AMD just delivered a harsh reminder that beating earnings isn't enough when you're chasing Nvidia in the AI chip wars. The chipmaker's shares tumbled more than 6% in after-hours trading Tuesday despite crushing Q4 expectations, as its first-quarter revenue forecast came in softer than some analysts hoped. With AI spending hitting unprecedented levels across the industry, the cautious outlook raises questions about whether AMD can truly capitalize on the boom while Nvidia continues to dominate the market for graphics processors powering AI models.
AMD thought it had all the right numbers. The chipmaker posted fourth-quarter revenue of $10.27 billion against expectations of $9.67 billion, while earnings per share hit $1.53 versus the $1.32 analysts were modeling. Net income more than tripled year-over-year to $1.51 billion. But none of that mattered once Wall Street saw the Q1 forecast.
The company projects first-quarter revenue of $9.8 billion, give or take $300 million. On paper, that beats the consensus estimate of $9.38 billion. In reality, it fell short of what some analysts were banking on as companies like Microsoft, Google, and Meta continue pouring tens of billions into AI infrastructure. Shares dropped more than 6% in extended trading Tuesday, erasing what should have been a victory lap.

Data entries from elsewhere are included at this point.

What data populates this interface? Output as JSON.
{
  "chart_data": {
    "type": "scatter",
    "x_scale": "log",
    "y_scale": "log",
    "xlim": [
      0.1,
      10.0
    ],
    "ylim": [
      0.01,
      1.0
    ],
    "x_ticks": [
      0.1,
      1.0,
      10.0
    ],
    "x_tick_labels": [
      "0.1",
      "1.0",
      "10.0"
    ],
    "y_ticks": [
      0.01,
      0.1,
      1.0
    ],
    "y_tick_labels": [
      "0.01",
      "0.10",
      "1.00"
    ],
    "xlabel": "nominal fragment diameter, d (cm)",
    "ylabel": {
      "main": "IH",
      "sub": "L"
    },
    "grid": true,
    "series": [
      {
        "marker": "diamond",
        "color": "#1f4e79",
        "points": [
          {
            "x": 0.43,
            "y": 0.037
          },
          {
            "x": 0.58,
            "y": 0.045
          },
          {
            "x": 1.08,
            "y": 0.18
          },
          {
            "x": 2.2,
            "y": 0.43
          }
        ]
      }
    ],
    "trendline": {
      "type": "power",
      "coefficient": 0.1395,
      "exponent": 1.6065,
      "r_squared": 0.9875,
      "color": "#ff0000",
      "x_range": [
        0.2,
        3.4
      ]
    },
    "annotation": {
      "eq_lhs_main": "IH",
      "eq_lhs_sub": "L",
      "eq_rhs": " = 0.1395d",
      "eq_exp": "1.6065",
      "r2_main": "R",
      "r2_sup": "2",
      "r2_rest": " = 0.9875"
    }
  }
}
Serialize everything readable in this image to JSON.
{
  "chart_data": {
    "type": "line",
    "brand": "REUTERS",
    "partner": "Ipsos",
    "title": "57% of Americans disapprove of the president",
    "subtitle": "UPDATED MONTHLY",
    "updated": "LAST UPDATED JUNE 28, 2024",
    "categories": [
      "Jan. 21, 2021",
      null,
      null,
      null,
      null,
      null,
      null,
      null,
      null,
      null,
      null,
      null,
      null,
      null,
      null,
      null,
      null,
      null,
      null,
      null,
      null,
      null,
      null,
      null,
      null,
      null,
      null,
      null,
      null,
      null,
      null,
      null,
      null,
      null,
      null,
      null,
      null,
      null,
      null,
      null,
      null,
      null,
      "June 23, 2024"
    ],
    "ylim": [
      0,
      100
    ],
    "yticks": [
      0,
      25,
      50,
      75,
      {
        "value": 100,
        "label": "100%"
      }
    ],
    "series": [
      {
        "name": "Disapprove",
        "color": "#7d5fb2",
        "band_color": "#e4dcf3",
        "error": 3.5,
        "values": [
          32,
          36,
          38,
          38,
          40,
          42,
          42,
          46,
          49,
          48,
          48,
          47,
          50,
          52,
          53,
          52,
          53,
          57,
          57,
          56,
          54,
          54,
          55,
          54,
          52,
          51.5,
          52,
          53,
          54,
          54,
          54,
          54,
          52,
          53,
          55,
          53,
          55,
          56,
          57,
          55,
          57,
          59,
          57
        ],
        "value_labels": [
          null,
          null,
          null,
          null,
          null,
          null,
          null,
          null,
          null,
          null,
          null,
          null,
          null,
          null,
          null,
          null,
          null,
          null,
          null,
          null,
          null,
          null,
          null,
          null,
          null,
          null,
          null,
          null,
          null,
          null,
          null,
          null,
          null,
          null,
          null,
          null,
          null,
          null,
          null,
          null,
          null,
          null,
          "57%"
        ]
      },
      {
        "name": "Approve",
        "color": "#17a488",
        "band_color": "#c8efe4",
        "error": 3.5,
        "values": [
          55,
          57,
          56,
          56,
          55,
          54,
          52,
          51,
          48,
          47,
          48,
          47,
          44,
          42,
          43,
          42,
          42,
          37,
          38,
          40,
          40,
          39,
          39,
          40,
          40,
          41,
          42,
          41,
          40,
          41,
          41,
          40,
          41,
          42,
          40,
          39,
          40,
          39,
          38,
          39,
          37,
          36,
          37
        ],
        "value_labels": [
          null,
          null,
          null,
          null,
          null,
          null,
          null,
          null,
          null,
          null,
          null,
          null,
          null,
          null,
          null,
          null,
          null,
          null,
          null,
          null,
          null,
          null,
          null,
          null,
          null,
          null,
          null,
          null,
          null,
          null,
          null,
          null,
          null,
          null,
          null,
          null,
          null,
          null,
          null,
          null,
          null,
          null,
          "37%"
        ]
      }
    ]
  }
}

The disconnect reveals the pressure AMD faces in its uphill battle against Nvidia, which still commands the lion's share of the AI chip market. While AMD has landed some high-profile customers recently - including OpenAI and Oracle - it's still playing catch-up in a race where expectations have become unmoored from traditional growth metrics. When you're growing revenue 34% year-over-year and investors still sell off, you know the bar has moved.
AMD's data center segment tells the story of both opportunity and limitation. Sales hit $5.4 billion in the quarter, up 39% annually, driven by demand for both its EPYC central processors and Instinct AI GPUs. CEO Lisa Su has been aggressively positioning the company's MI300 series chips as viable alternatives to Nvidia's H100 and H200 accelerators, and the numbers show some traction. But "some traction" isn't the same as "market share gains" when is projected to capture more than 80% of AI chip spending this year.